Frank Patterson, aka plantsman, a good friend from the Eschaton boards, died of a heart attack following a period of poorly controlled diabetes. He was a good, gentle, generous soul, a landscaper who wanted nothing more than to coexist with the beauties of the earth. We'll miss him.
The vascular complications of diabetes (including heart attacks), and not the sugar lability, are what kill most patients with the disease. The complications can be prevented, to some extent, by meticulous, ongoing, management by committed, accessible primary care docs working with equally committed patients with the money and intelligence to comply. This, of course, is precisely what every incentive in the US health care system militates against:
The vogue for such specialties (ENT, plastic/cosmetic surgery, dermatology, radiology, anaesthesia and others--ProfW) is part of a migration of a top tier of American medical students from branches of health care that manage major diseases toward specialties that improve the life of patients — and the lives of physicians, with better pay, more autonomy and more-controllable hours.
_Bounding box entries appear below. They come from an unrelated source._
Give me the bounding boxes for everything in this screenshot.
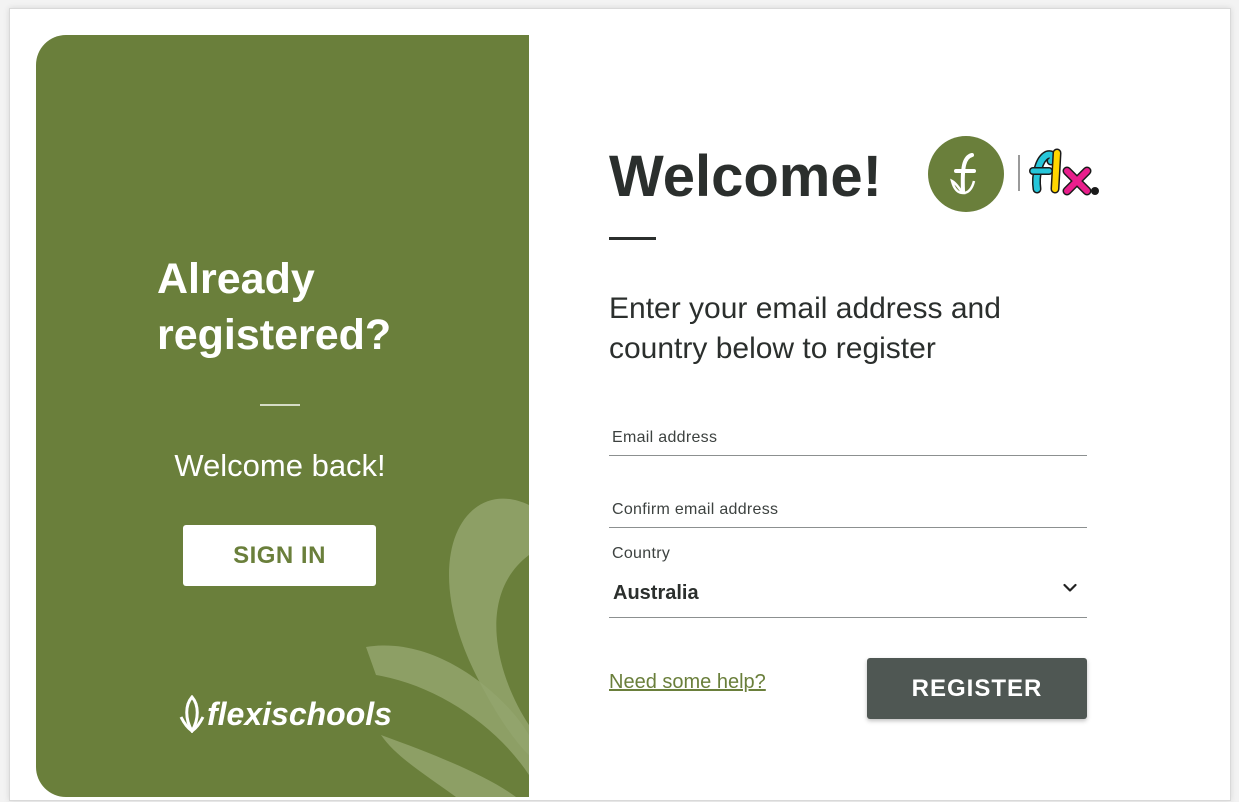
country-select[interactable]: Country Australia (609, 545, 1087, 618)
flexischools-leaf-logo-icon (179, 695, 205, 733)
register-button[interactable]: REGISTER (867, 658, 1087, 719)
country-label: Country (612, 545, 671, 562)
leaf-watermark-icon (366, 498, 529, 797)
flexischools-logo (928, 136, 1004, 212)
brand-name: flexischools (207, 695, 392, 732)
welcome-back-text: Welcome back! (174, 448, 386, 483)
flx-logo-icon (1029, 148, 1099, 196)
confirm-email-field[interactable]: Confirm email address (609, 501, 1087, 528)
register-panel: Welcome! Enter your email address and co… (529, 35, 1224, 797)
register-instructions: Enter your email address and country bel… (609, 292, 1001, 365)
browser-window: Already registered? Welcome back! SIGN I… (9, 8, 1231, 801)
email-input[interactable] (609, 429, 1087, 455)
country-value[interactable]: Australia (613, 582, 699, 605)
register-card: Already registered? Welcome back! SIGN I… (36, 35, 1224, 797)
help-link[interactable]: Need some help? (609, 671, 766, 694)
sign-in-button[interactable]: SIGN IN (183, 525, 376, 586)
logo-separator (1018, 155, 1020, 191)
flexischools-leaf-logo-icon (950, 153, 976, 195)
email-field[interactable]: Email address (609, 429, 1087, 456)
signin-panel: Already registered? Welcome back! SIGN I… (36, 35, 529, 797)
already-registered-heading: Already registered? (157, 255, 392, 359)
chevron-down-icon[interactable] (1063, 583, 1077, 593)
left-divider (260, 404, 300, 406)
welcome-divider (609, 237, 656, 240)
welcome-heading: Welcome! (609, 144, 882, 209)
confirm-email-input[interactable] (609, 501, 1087, 527)
flexischools-brand: flexischools (179, 695, 392, 733)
“It is an unfortunate circumstance that you can spend an hour with a patient treating them for diabetes and hypertension and make $100, or you can do Botox and make $2,000 in the same time,” said Dr. Eric C. Parlette, 35, a dermatologist in Chestnut Hill, Mass. (an affluent Boston suburb--ProfW), who chose his field because he wanted to perform procedures, like skin-cancer surgery and cosmetic treatments, while keeping regular hours and earning a rewarding salary.